Making Sense of Leadership
We can agree that concepts such as leading, leader, and leadership are socially constructed. That is, we cannot reach out and touch leadership, but we often behave as if this and related terms mean the same to us. There are countless articles on leadership that use these terms interchangeably. This is not serving us as students of leadership very well. As Barbara Kellerman indicated in her extraordinary 2012 book The End of Leadership, there are 44 theories of leadership and over 1,500 definitions. This does not seem to point to agreement.
A key reason there is not agreement is that we are like the blind describing the elephant by touching distinct parts. Studies of leadership occur in widely varying contexts and widely varying time frames. Instead of another definition, what we need is a meta perspective that allows us to find the value added in each of these theories—in each of these definitions—while leaving the path open to additional context-dependent approaches.
The value for seeking some kind of framework that fosters agreement is that semantics plays a key role in our meaning and sense making, which, in turn, impacts what we focus on and the nature of our decisions and actions. One way to take this meta perspective is to begin with a set of high level distinctions that can be used to organize theory and definition in the existing literature and guide our research as we move forward. That is the purpose of the distinctions and the acknowledgement of contextual variables. The distinctions are like lenses and are clearly linked, which I explain further in this article.
Lets start the focus on the term “leader” as representing a role. Semantics play a key role in how we think about ourselves and others in leader roles. I would propose the term "leader" be reserved for what you, I, and other stakeholders think about who and how someone should lead. Otherwise, it is just a box that we stick people in or a label that we stick people with. I have never seen a leader walking around on two (or four) legs. It is people, individuals, and other creatures who do the walking. Individuals step into the leader role and step out again. They are in the role for the duration of a leadership moment, as Donna Ladkin explained in her 2010 book Rethinking Leadership: A New Look at Old Leadership Questions, or occurrence that is but a fragment in the life of a culture and system, certainly in a metacultures and metasystems. I find this approach freeing to accomplish such things as appreciating the definitions of leader and leading, for example, in particular contexts.

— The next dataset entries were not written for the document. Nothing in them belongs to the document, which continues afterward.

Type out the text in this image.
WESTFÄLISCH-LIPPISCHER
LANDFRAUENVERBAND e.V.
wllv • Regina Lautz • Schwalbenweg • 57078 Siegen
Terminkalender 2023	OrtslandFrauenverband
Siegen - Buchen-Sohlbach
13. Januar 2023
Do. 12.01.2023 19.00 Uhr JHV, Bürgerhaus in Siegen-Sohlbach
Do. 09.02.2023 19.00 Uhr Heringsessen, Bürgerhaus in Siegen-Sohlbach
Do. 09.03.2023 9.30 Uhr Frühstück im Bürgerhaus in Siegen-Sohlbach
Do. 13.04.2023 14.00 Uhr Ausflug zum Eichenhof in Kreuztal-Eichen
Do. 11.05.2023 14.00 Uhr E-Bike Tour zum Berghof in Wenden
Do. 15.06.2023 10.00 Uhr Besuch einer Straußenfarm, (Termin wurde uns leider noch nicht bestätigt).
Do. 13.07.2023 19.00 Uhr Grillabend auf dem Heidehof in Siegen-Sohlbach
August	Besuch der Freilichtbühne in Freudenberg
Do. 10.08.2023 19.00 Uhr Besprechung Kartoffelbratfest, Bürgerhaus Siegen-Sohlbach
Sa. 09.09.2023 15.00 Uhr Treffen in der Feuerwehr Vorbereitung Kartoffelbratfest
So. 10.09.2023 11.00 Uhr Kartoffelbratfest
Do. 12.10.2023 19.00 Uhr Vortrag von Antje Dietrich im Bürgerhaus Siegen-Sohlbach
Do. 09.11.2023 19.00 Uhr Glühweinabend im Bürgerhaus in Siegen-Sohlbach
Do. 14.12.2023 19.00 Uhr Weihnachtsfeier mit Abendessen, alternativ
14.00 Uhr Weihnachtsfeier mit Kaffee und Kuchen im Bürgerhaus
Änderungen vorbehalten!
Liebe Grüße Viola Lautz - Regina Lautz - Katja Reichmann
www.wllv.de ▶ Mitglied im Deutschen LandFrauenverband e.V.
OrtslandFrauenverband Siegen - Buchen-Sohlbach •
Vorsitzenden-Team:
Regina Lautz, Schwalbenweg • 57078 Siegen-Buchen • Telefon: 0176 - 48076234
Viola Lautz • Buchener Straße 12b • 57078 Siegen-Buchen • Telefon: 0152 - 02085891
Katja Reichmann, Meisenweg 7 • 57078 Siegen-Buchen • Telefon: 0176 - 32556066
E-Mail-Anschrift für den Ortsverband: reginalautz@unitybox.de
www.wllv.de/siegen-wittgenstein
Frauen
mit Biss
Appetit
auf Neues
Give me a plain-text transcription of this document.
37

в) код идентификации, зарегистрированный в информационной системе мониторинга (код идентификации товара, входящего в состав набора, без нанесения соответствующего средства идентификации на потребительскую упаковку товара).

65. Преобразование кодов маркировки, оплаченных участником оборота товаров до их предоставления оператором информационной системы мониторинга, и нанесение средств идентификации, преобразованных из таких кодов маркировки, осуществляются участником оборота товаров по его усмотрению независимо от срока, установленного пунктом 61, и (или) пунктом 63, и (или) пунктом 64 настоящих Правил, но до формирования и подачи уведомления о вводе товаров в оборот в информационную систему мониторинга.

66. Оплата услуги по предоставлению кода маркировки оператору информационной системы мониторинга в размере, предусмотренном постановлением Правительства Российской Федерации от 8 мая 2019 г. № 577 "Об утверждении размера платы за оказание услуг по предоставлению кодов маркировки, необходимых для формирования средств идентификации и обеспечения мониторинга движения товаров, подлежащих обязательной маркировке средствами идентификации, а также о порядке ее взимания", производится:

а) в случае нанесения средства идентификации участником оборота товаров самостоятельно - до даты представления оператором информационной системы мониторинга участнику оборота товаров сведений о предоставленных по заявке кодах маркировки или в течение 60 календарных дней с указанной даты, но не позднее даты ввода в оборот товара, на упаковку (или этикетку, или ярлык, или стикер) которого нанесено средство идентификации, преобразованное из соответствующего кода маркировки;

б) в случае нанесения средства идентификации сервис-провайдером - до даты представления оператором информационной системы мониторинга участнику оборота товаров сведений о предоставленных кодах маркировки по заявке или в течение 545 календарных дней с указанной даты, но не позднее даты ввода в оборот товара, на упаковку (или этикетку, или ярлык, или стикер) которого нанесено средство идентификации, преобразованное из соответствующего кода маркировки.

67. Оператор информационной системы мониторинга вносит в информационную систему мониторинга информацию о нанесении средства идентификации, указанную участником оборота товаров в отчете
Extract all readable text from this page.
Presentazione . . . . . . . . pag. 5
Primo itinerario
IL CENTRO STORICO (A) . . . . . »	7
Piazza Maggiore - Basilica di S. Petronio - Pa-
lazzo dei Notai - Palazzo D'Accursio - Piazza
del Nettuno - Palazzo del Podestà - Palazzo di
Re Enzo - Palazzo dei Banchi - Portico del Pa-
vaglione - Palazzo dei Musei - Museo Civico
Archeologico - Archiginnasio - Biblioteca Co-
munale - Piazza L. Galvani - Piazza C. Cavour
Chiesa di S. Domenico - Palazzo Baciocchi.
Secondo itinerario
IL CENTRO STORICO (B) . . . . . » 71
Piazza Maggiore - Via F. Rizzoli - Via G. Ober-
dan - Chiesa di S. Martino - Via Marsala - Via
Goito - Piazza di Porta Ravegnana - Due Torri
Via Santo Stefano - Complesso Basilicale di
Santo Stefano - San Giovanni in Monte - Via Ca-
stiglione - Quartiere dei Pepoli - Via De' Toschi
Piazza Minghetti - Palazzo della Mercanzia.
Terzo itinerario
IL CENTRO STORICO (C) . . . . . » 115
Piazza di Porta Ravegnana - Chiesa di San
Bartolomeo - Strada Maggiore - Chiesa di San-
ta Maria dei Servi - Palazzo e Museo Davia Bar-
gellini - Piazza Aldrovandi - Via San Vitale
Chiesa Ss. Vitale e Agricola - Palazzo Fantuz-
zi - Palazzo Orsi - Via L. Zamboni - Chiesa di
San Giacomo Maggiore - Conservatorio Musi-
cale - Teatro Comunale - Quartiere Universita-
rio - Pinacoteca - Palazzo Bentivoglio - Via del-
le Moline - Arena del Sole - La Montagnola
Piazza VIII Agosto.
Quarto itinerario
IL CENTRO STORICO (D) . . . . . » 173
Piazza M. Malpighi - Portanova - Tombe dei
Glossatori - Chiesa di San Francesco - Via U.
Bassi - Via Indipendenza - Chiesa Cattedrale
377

The role of leader of a symphony orchestra is both similar to and different from the role of the leader of a jazz band. We could make many comparisons. We can see what similarities and differences there are, but we also need to recognize that in the jazz band, for example, musical leading can shift considerably several times within one performance. What is the common variable? Creativity? Innovation? Musical intelligence? Any one or all, or maybe none of these in a particular context.
Who defines the leader role? All stakeholders, including the individuals who step in an out of the role. In the case of the jazz band, the stakeholders include the musicians, arrangers, record company executives, audiences, club owners and so on.
So I am suggesting that we embrace the work of many on the subject of leadership, honor their truths, but let go of the idea that we can find a formula that is going to be appropriate for all individuals, stakeholders, and contexts. Far better to focus on what are the opportunities for individuals to develop, practically, emotionally, cognitively, etc. What are the practices that individuals can choose from to foster such growth and maturity in relation to self and others. For it is such practices and their application that is part of what leads to effective leading. More about that in a future post.
Furthermore, the roles and the individuals exist in a cultural and systemic context. That, too, will be the subject of a future post. For now, I invite you to use the lens of the individual and the role in considering the phenomena of leadership in the settings you are a part of. What fresh insights might that lead to? For one, rather than focusing on the individual in the leader role, we will also include attention to the stakeholders and their expectations. Already we have a way of linking theories about effective leading with the importance of relationships, followership, stakeholders in the phenomenon of leadership.